Ahamada Mbaé Bacar (Président de la ligue mahoraise de King boxing). « L’événement bénéficie chaque d’un grand engouement et d’une large satisfaction des sportifs, toutes catégories et disciplines confondues. C’est l’heure du bilan qui permet de récompenser les sportifs les plus méritants pour les efforts réalisés au cours de l’année. Pour un territoire comme le nôtre qui a vécu beaucoup d’événements négatifs c’est une occasion de mettre en lumière tout le travail accompli par les ligues, les comités et les sportifs. J’ai particulièrement été touché par les résultats de Bacléo à travers le handicapable, son combat impose le respect à tous, et je trouve qu’il a amplement mérité le prix spécial du jury qui lui a été attribué cet après-midi. Nous devons nous souvenir et aider ces personnes fragiles du mieux que nous pouvons ».

Youssouf Amine (Lauréat) « Mon impression est que cet événement ne cesse de prendre de l’ampleur et c’est une très bonne chose qui fait la joie et la satisfaction de sportif qui l’ont pleinement intégré. Je forme le vœu que ce rendez-vous annuel contribue à faire émerger des sportifs de haut niveau qui représenteront fièrement les couleurs de Mayotte. Le clip de Monsieur Léo qui a été projeté dans la salle est plein d’enseignements pour tous, il nous montre que rien n’est facile dans la vie, il faut s’engager et consentir des efforts, la récompense sera toujours au rendez-vous ».

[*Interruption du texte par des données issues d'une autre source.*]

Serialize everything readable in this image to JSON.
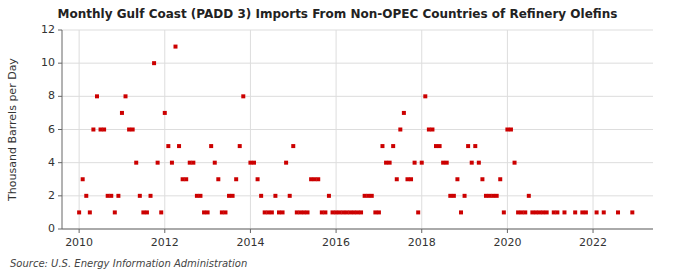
{
  "chart_data": {
    "type": "scatter",
    "title": "Monthly Gulf Coast (PADD 3) Imports From Non-OPEC Countries of Refinery Olefins",
    "ylabel": "Thousand Barrels per Day",
    "annotations": [
      "Source: U.S. Energy Information Administration"
    ],
    "color": "#cc0000",
    "marker": "square",
    "grid": true,
    "xlim": [
      2009.6,
      2023.4
    ],
    "ylim": [
      0,
      12
    ],
    "xticks": [
      2010,
      2012,
      2014,
      2016,
      2018,
      2020,
      2022
    ],
    "yticks": [
      0,
      2,
      4,
      6,
      8,
      10,
      12
    ],
    "x": [
      2010.0,
      2010.083,
      2010.167,
      2010.25,
      2010.333,
      2010.417,
      2010.5,
      2010.583,
      2010.667,
      2010.75,
      2010.833,
      2010.917,
      2011.0,
      2011.083,
      2011.167,
      2011.25,
      2011.333,
      2011.417,
      2011.5,
      2011.583,
      2011.667,
      2011.75,
      2011.833,
      2011.917,
      2012.0,
      2012.083,
      2012.167,
      2012.25,
      2012.333,
      2012.417,
      2012.5,
      2012.583,
      2012.667,
      2012.75,
      2012.833,
      2012.917,
      2013.0,
      2013.083,
      2013.167,
      2013.25,
      2013.333,
      2013.417,
      2013.5,
      2013.583,
      2013.667,
      2013.75,
      2013.833,
      2014.0,
      2014.083,
      2014.167,
      2014.25,
      2014.333,
      2014.417,
      2014.5,
      2014.583,
      2014.667,
      2014.75,
      2014.833,
      2014.917,
      2015.0,
      2015.083,
      2015.167,
      2015.25,
      2015.333,
      2015.417,
      2015.5,
      2015.583,
      2015.667,
      2015.75,
      2015.833,
      2015.917,
      2016.0,
      2016.083,
      2016.167,
      2016.25,
      2016.333,
      2016.417,
      2016.5,
      2016.583,
      2016.667,
      2016.75,
      2016.833,
      2016.917,
      2017.0,
      2017.083,
      2017.167,
      2017.25,
      2017.333,
      2017.417,
      2017.5,
      2017.583,
      2017.667,
      2017.75,
      2017.833,
      2017.917,
      2018.0,
      2018.083,
      2018.167,
      2018.25,
      2018.333,
      2018.417,
      2018.5,
      2018.583,
      2018.667,
      2018.75,
      2018.833,
      2018.917,
      2019.0,
      2019.083,
      2019.167,
      2019.25,
      2019.333,
      2019.417,
      2019.5,
      2019.583,
      2019.667,
      2019.75,
      2019.833,
      2019.917,
      2020.0,
      2020.083,
      2020.167,
      2020.25,
      2020.333,
      2020.417,
      2020.5,
      2020.583,
      2020.667,
      2020.75,
      2020.833,
      2020.917,
      2021.083,
      2021.167,
      2021.333,
      2021.583,
      2021.75,
      2021.833,
      2022.083,
      2022.25,
      2022.583,
      2022.917
    ],
    "values": [
      1,
      3,
      2,
      1,
      6,
      8,
      6,
      6,
      2,
      2,
      1,
      2,
      7,
      8,
      6,
      6,
      4,
      2,
      1,
      1,
      2,
      10,
      4,
      1,
      7,
      5,
      4,
      11,
      5,
      3,
      3,
      4,
      4,
      2,
      2,
      1,
      1,
      5,
      4,
      3,
      1,
      1,
      2,
      2,
      3,
      5,
      8,
      4,
      4,
      3,
      2,
      1,
      1,
      1,
      2,
      1,
      1,
      4,
      2,
      5,
      1,
      1,
      1,
      1,
      3,
      3,
      3,
      1,
      1,
      2,
      1,
      1,
      1,
      1,
      1,
      1,
      1,
      1,
      1,
      2,
      2,
      2,
      1,
      1,
      5,
      4,
      4,
      5,
      3,
      6,
      7,
      3,
      3,
      4,
      1,
      4,
      8,
      6,
      6,
      5,
      5,
      4,
      4,
      2,
      2,
      3,
      1,
      2,
      5,
      4,
      5,
      4,
      3,
      2,
      2,
      2,
      2,
      3,
      1,
      6,
      6,
      4,
      1,
      1,
      1,
      2,
      1,
      1,
      1,
      1,
      1,
      1,
      1,
      1,
      1,
      1,
      1,
      1,
      1,
      1,
      1
    ]
  }
}
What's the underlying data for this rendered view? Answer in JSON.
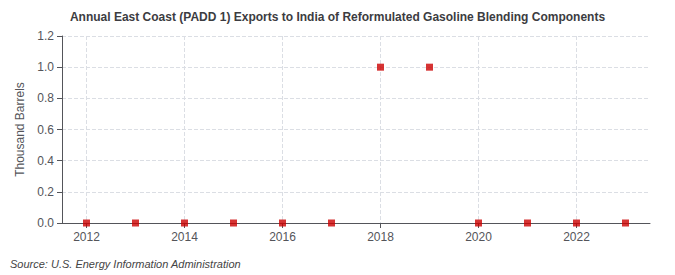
{
  "chart_data": {
    "type": "scatter",
    "title": "Annual East Coast (PADD 1) Exports to India of Reformulated Gasoline Blending Components",
    "ylabel": "Thousand Barrels",
    "annotation": "Source: U.S. Energy Information Administration",
    "x": [
      2012,
      2013,
      2014,
      2015,
      2016,
      2017,
      2018,
      2019,
      2020,
      2021,
      2022,
      2023
    ],
    "values": [
      0.0,
      0.0,
      0.0,
      0.0,
      0.0,
      0.0,
      1.0,
      1.0,
      0.0,
      0.0,
      0.0,
      0.0
    ],
    "color": "#cc0000",
    "marker": "square",
    "xlim": [
      2011.5,
      2023.5
    ],
    "xticks": [
      2012,
      2014,
      2016,
      2018,
      2020,
      2022
    ],
    "ylim": [
      0.0,
      1.2
    ],
    "yticks": [
      {
        "value": 0.0,
        "label": "0.0"
      },
      {
        "value": 0.2,
        "label": "0.2"
      },
      {
        "value": 0.4,
        "label": "0.4"
      },
      {
        "value": 0.6,
        "label": "0.6"
      },
      {
        "value": 0.8,
        "label": "0.8"
      },
      {
        "value": 1.0,
        "label": "1.0"
      },
      {
        "value": 1.2,
        "label": "1.2"
      }
    ],
    "grid": true
  }
}
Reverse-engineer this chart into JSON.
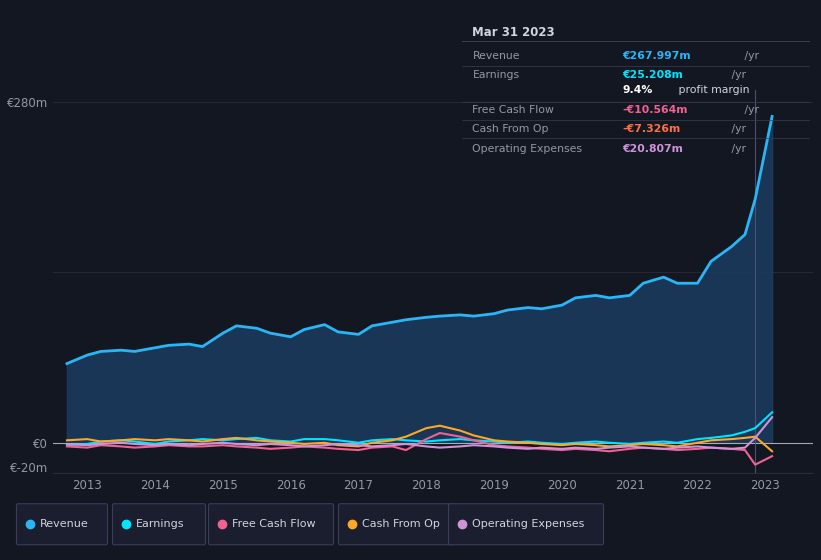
{
  "bg_color": "#131722",
  "plot_bg_color": "#131722",
  "grid_color": "#2a2e39",
  "text_color": "#9598a1",
  "title_text_color": "#d1d4dc",
  "ylim": [
    -25,
    290
  ],
  "xlim": [
    2012.5,
    2023.7
  ],
  "xtick_labels": [
    "2013",
    "2014",
    "2015",
    "2016",
    "2017",
    "2018",
    "2019",
    "2020",
    "2021",
    "2022",
    "2023"
  ],
  "xticks": [
    2013,
    2014,
    2015,
    2016,
    2017,
    2018,
    2019,
    2020,
    2021,
    2022,
    2023
  ],
  "series": {
    "Revenue": {
      "color": "#29b6f6",
      "fill_color": "#1a3a5c",
      "fill": true,
      "lw": 2.0,
      "x": [
        2012.7,
        2013.0,
        2013.2,
        2013.5,
        2013.7,
        2014.0,
        2014.2,
        2014.5,
        2014.7,
        2015.0,
        2015.2,
        2015.5,
        2015.7,
        2016.0,
        2016.2,
        2016.5,
        2016.7,
        2017.0,
        2017.2,
        2017.5,
        2017.7,
        2018.0,
        2018.2,
        2018.5,
        2018.7,
        2019.0,
        2019.2,
        2019.5,
        2019.7,
        2020.0,
        2020.2,
        2020.5,
        2020.7,
        2021.0,
        2021.2,
        2021.5,
        2021.7,
        2022.0,
        2022.2,
        2022.5,
        2022.7,
        2022.85,
        2023.1
      ],
      "y": [
        65,
        72,
        75,
        76,
        75,
        78,
        80,
        81,
        79,
        90,
        96,
        94,
        90,
        87,
        93,
        97,
        91,
        89,
        96,
        99,
        101,
        103,
        104,
        105,
        104,
        106,
        109,
        111,
        110,
        113,
        119,
        121,
        119,
        121,
        131,
        136,
        131,
        131,
        149,
        161,
        171,
        200,
        268
      ]
    },
    "Earnings": {
      "color": "#00e5ff",
      "fill": false,
      "lw": 1.5,
      "x": [
        2012.7,
        2013.0,
        2013.2,
        2013.5,
        2013.7,
        2014.0,
        2014.2,
        2014.5,
        2014.7,
        2015.0,
        2015.2,
        2015.5,
        2015.7,
        2016.0,
        2016.2,
        2016.5,
        2016.7,
        2017.0,
        2017.2,
        2017.5,
        2017.7,
        2018.0,
        2018.2,
        2018.5,
        2018.7,
        2019.0,
        2019.2,
        2019.5,
        2019.7,
        2020.0,
        2020.2,
        2020.5,
        2020.7,
        2021.0,
        2021.2,
        2021.5,
        2021.7,
        2022.0,
        2022.2,
        2022.5,
        2022.7,
        2022.85,
        2023.1
      ],
      "y": [
        -2,
        -1,
        1,
        2,
        1,
        -1,
        1,
        2,
        3,
        2,
        3,
        4,
        2,
        1,
        3,
        3,
        2,
        0,
        2,
        3,
        2,
        1,
        2,
        3,
        2,
        1,
        0,
        1,
        0,
        -1,
        0,
        1,
        0,
        -1,
        0,
        1,
        0,
        3,
        4,
        6,
        9,
        12,
        25
      ]
    },
    "Free Cash Flow": {
      "color": "#f06292",
      "fill": false,
      "lw": 1.5,
      "x": [
        2012.7,
        2013.0,
        2013.2,
        2013.5,
        2013.7,
        2014.0,
        2014.2,
        2014.5,
        2014.7,
        2015.0,
        2015.2,
        2015.5,
        2015.7,
        2016.0,
        2016.2,
        2016.5,
        2016.7,
        2017.0,
        2017.2,
        2017.5,
        2017.7,
        2018.0,
        2018.2,
        2018.5,
        2018.7,
        2019.0,
        2019.2,
        2019.5,
        2019.7,
        2020.0,
        2020.2,
        2020.5,
        2020.7,
        2021.0,
        2021.2,
        2021.5,
        2021.7,
        2022.0,
        2022.2,
        2022.5,
        2022.7,
        2022.85,
        2023.1
      ],
      "y": [
        -3,
        -4,
        -2,
        -3,
        -4,
        -3,
        -2,
        -3,
        -3,
        -2,
        -3,
        -4,
        -5,
        -4,
        -3,
        -4,
        -5,
        -6,
        -4,
        -3,
        -6,
        3,
        8,
        5,
        2,
        -2,
        -3,
        -4,
        -5,
        -6,
        -5,
        -6,
        -7,
        -5,
        -4,
        -5,
        -6,
        -5,
        -4,
        -5,
        -6,
        -18,
        -11
      ]
    },
    "Cash From Op": {
      "color": "#ffa726",
      "fill": false,
      "lw": 1.5,
      "x": [
        2012.7,
        2013.0,
        2013.2,
        2013.5,
        2013.7,
        2014.0,
        2014.2,
        2014.5,
        2014.7,
        2015.0,
        2015.2,
        2015.5,
        2015.7,
        2016.0,
        2016.2,
        2016.5,
        2016.7,
        2017.0,
        2017.2,
        2017.5,
        2017.7,
        2018.0,
        2018.2,
        2018.5,
        2018.7,
        2019.0,
        2019.2,
        2019.5,
        2019.7,
        2020.0,
        2020.2,
        2020.5,
        2020.7,
        2021.0,
        2021.2,
        2021.5,
        2021.7,
        2022.0,
        2022.2,
        2022.5,
        2022.7,
        2022.85,
        2023.1
      ],
      "y": [
        2,
        3,
        1,
        2,
        3,
        2,
        3,
        2,
        1,
        3,
        4,
        2,
        1,
        0,
        -1,
        0,
        -2,
        -3,
        0,
        2,
        5,
        12,
        14,
        10,
        6,
        2,
        1,
        0,
        -1,
        -2,
        -1,
        -2,
        -3,
        -2,
        -1,
        -2,
        -3,
        0,
        2,
        3,
        4,
        5,
        -7
      ]
    },
    "Operating Expenses": {
      "color": "#ce93d8",
      "fill": false,
      "lw": 1.5,
      "x": [
        2012.7,
        2013.0,
        2013.2,
        2013.5,
        2013.7,
        2014.0,
        2014.2,
        2014.5,
        2014.7,
        2015.0,
        2015.2,
        2015.5,
        2015.7,
        2016.0,
        2016.2,
        2016.5,
        2016.7,
        2017.0,
        2017.2,
        2017.5,
        2017.7,
        2018.0,
        2018.2,
        2018.5,
        2018.7,
        2019.0,
        2019.2,
        2019.5,
        2019.7,
        2020.0,
        2020.2,
        2020.5,
        2020.7,
        2021.0,
        2021.2,
        2021.5,
        2021.7,
        2022.0,
        2022.2,
        2022.5,
        2022.7,
        2022.85,
        2023.1
      ],
      "y": [
        -1,
        -2,
        -1,
        0,
        -1,
        -2,
        -1,
        -2,
        -1,
        0,
        -1,
        -2,
        -1,
        -2,
        -3,
        -2,
        -1,
        -2,
        -3,
        -2,
        -1,
        -3,
        -4,
        -3,
        -2,
        -3,
        -4,
        -5,
        -4,
        -5,
        -4,
        -5,
        -4,
        -3,
        -4,
        -5,
        -4,
        -3,
        -4,
        -5,
        -4,
        4,
        21
      ]
    }
  },
  "tooltip": {
    "date": "Mar 31 2023",
    "rows": [
      {
        "label": "Revenue",
        "value": "€267.997m",
        "suffix": " /yr",
        "value_color": "#29b6f6"
      },
      {
        "label": "Earnings",
        "value": "€25.208m",
        "suffix": " /yr",
        "value_color": "#00e5ff"
      },
      {
        "label": "",
        "value": "9.4%",
        "suffix": " profit margin",
        "value_color": "#ffffff",
        "suffix_color": "#d1d4dc"
      },
      {
        "label": "Free Cash Flow",
        "value": "-€10.564m",
        "suffix": " /yr",
        "value_color": "#f06292"
      },
      {
        "label": "Cash From Op",
        "value": "-€7.326m",
        "suffix": " /yr",
        "value_color": "#ff7043"
      },
      {
        "label": "Operating Expenses",
        "value": "€20.807m",
        "suffix": " /yr",
        "value_color": "#ce93d8"
      }
    ]
  },
  "legend": [
    {
      "label": "Revenue",
      "color": "#29b6f6"
    },
    {
      "label": "Earnings",
      "color": "#00e5ff"
    },
    {
      "label": "Free Cash Flow",
      "color": "#f06292"
    },
    {
      "label": "Cash From Op",
      "color": "#ffa726"
    },
    {
      "label": "Operating Expenses",
      "color": "#ce93d8"
    }
  ],
  "vline_x": 2022.85,
  "vline_color": "#555577"
}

Abdallah Abdallah Djaha (président de Vautours club de Dzaoudzi-Labattoir) « C’est un très grand honneur pour mon club, un grand bravo à toutes mes équipes qui ont mérité ce prix, de même que les athlètes et les dirigeants qui ont su les mobiliser pour atteindre les résultats qui nous ont valu cette récompense ce samedi. Vautours est un grand club et j’ai la certitude qu’il va rebondir après sa récente défaite au championnat de Mayotte. C’est un incident de parcours dirons-nous, bravo à Kawéni que nous soutenons aujourd’hui parce qu’il va défendre un titre pour le compte de toute Mayotte dans la zone Océan indien. Nous allons nous restructurer pour permettre à l’équipe de revenir encore plus forte avec un objectif phare d’aller au championnat de France et ramener le titre de champion de France à Mayotte ».

Kadri Moindandzé (Basketeur) « C’était une bonne journée, il y a eu du beau monde aujourd’hui et les trophées ont été attribués à des personnes qui le méritaient vraiment. Je dirai qu’il n’y a pas eu de grandes surprises de ce côté, c’était la fête des champions, et je suis très content pour eux. J’ai découvert un jeune qui pratique un sport de combat, j’ai été impressionné par sa performance, au-delà de ses 15 ans. C’est une autre vision de Mayotte et je ne vais pas manquer de le suivre à partir de ce jour sur les réseaux sociaux ».

Etam Saïd (champion de king boxing) « Je suis d’un naturel très humble, et les commentaires ne sont pas trop mon fort. J’ai chaud au cœur de voir tous ces soutiens exprimés en ma direction par les Mahorais, ça donne de la force pour continuer plus loin. Je suis très content de ce trophée qui m’a été attribué. Il symbolise les efforts que j’ai déployé pour atteindre mes objectifs, j’ai beaucoup travail cette saison et ma foi, le travail a payé. Je vais essayer de me préparer pour participer au prochain championnat du monde qui va se tenir à New-York aux USA ».